While treatment site no longer remained significant once other factors were taken into account, the considerably longer LOS at the Christchurch site invites comment. As the only New Zealand public sector specialist eating disorders service with a dedicated inpatient facility, potentially this site is more likely to see the out-ofregion patients who, this study has shown, are more likely to receive lengthy hospitalizations. Indeed, 18% of Christchurch admissions were from out-of-region (in this case, the North Island) whereas at 5% the Northside Clinic was the next site with most frequent admissions from out-of-region. Treating patients a long way from their domicile may mean that clinicians feel obliged to give as much treatment as possible, since access to discharge follow-up from the treating team is not available. Those admitted out-of-region also presented with a lower BMI than those within the region (p = 0.043), or within the metropolitan centre (p = 0.065) of the site. This could also explain in part the LOS in Christchurch. Whatever the case, this situation is likely to have significant clinical and funding implications for this particular site if it were to remain the sole New Zealand option in the public sector.
Likewise, while men appeared to have shorter mean LOS compared with women (28.6 days vs. 63.9 days), this was not significantly different (p = 0.15). The small sample of men (n = 5) almost certainly contributed to the failure to find a difference, and larger studies are needed in order to pursue this issue. For example, the bias in the treatment program towards issues of concern to women may curtail admissions for men, or it could be that the clinical issues prompting their admissions are more quickly resolved.
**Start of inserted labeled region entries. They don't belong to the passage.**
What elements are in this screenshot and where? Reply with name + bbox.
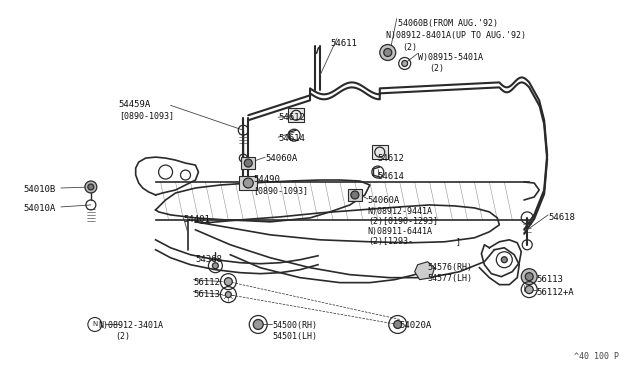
Circle shape xyxy=(525,273,533,280)
Text: 54060A: 54060A xyxy=(368,196,400,205)
Text: 54614: 54614 xyxy=(278,134,305,143)
Circle shape xyxy=(521,269,537,285)
Bar xyxy=(372,145,388,159)
Circle shape xyxy=(402,61,408,67)
Text: 54611: 54611 xyxy=(330,39,357,48)
Circle shape xyxy=(394,321,402,328)
Circle shape xyxy=(501,257,508,263)
Circle shape xyxy=(225,292,231,298)
Text: 56112: 56112 xyxy=(193,278,220,287)
Text: 54612: 54612 xyxy=(278,113,305,122)
Text: W)08915-5401A: W)08915-5401A xyxy=(418,54,483,62)
Bar xyxy=(288,108,304,122)
Text: 54010B: 54010B xyxy=(23,185,56,194)
Text: 54618: 54618 xyxy=(548,213,575,222)
Text: N)08912-8401A(UP TO AUG.'92): N)08912-8401A(UP TO AUG.'92) xyxy=(386,31,525,39)
Text: 54401: 54401 xyxy=(184,215,211,224)
Text: 54501(LH): 54501(LH) xyxy=(272,333,317,341)
Text: N)08912-3401A: N)08912-3401A xyxy=(99,321,164,330)
Circle shape xyxy=(253,320,263,330)
Bar xyxy=(348,189,362,201)
Text: [0890-1093]: [0890-1093] xyxy=(253,186,308,195)
Text: (2): (2) xyxy=(403,42,418,52)
Text: (2): (2) xyxy=(115,333,130,341)
Text: 54490: 54490 xyxy=(253,175,280,184)
Text: 54576(RH): 54576(RH) xyxy=(428,263,472,272)
Text: N)08911-6441A: N)08911-6441A xyxy=(368,227,433,236)
Circle shape xyxy=(351,191,359,199)
Text: 54368: 54368 xyxy=(195,255,222,264)
Text: 54500(RH): 54500(RH) xyxy=(272,321,317,330)
Text: 54459A: 54459A xyxy=(119,100,151,109)
Text: ]: ] xyxy=(456,237,461,246)
Text: N)08912-9441A: N)08912-9441A xyxy=(368,207,433,216)
Bar xyxy=(241,157,255,169)
Text: 54010A: 54010A xyxy=(23,204,56,213)
Circle shape xyxy=(212,263,218,269)
Text: (2): (2) xyxy=(429,64,445,73)
Circle shape xyxy=(244,159,252,167)
Circle shape xyxy=(380,45,396,61)
Text: 54060A: 54060A xyxy=(265,154,298,163)
Text: ^40 100 P: ^40 100 P xyxy=(574,352,619,361)
Bar xyxy=(239,176,257,190)
Circle shape xyxy=(525,286,533,294)
Text: 56113: 56113 xyxy=(193,290,220,299)
Text: 56113: 56113 xyxy=(536,275,563,284)
Circle shape xyxy=(384,48,392,57)
Text: N: N xyxy=(92,321,97,327)
Text: 54577(LH): 54577(LH) xyxy=(428,274,472,283)
Polygon shape xyxy=(415,262,435,280)
Text: (2)[0190-1293]: (2)[0190-1293] xyxy=(368,217,438,226)
Text: 54612: 54612 xyxy=(378,154,404,163)
Text: 56112+A: 56112+A xyxy=(536,288,574,296)
Text: (2)[1293-: (2)[1293- xyxy=(368,237,413,246)
Text: 54060B(FROM AUG.'92): 54060B(FROM AUG.'92) xyxy=(397,19,498,28)
Circle shape xyxy=(225,278,232,286)
Text: [0890-1093]: [0890-1093] xyxy=(119,111,173,120)
Circle shape xyxy=(88,184,94,190)
Text: 54614: 54614 xyxy=(378,172,404,181)
Text: 54020A: 54020A xyxy=(400,321,432,330)
Circle shape xyxy=(243,178,253,188)
Circle shape xyxy=(85,181,97,193)
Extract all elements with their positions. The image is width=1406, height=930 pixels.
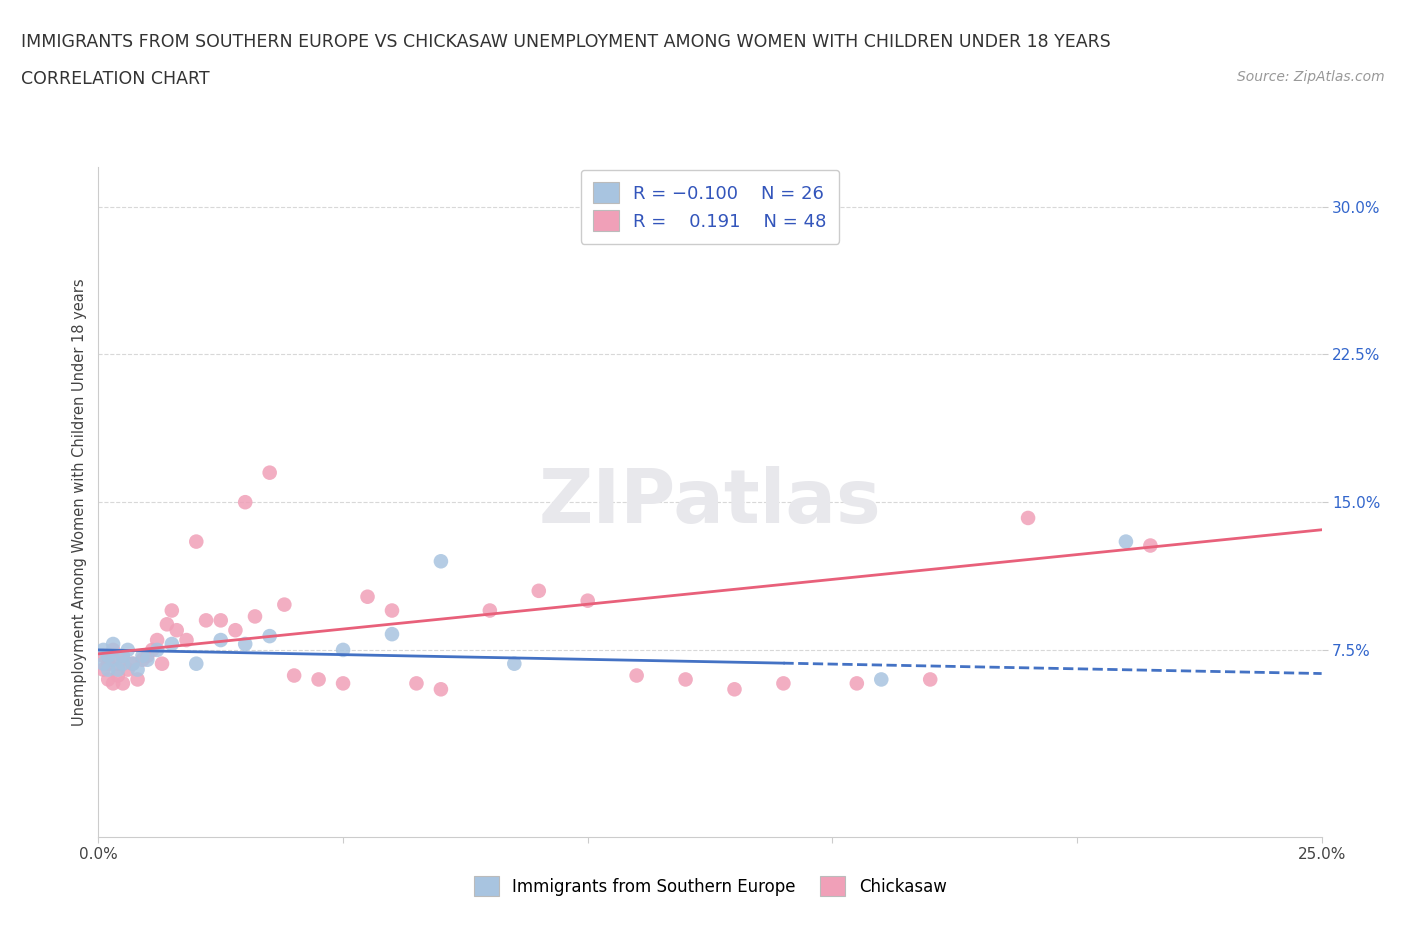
Point (166, 623, 188, 638)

Externally imposed criteria (e.g. from third parties) will always play an prominent role in determining LOS, and such predetermined criteria can already be part of the admission planning and negotiating discussions held with patients. However, the question remains as to what are the more subtle issues at play within an admission. In this sense, the predictors of LOS await further investigation as, even when very comprehensive information is available at admission, at best such variables (and any models derived from them at present) have very modest predictive ability. At the very least, future research needs to investigate other variables and even other research methodologies as a means of revealing candidate variables for consideration. Qualitative methodologies have recently proved fertile in developing understandings of related treatment phenomena on both sides of the eating disorder patient–clinician equation [37–39], and perhaps this could be a promising means of revisiting this issue.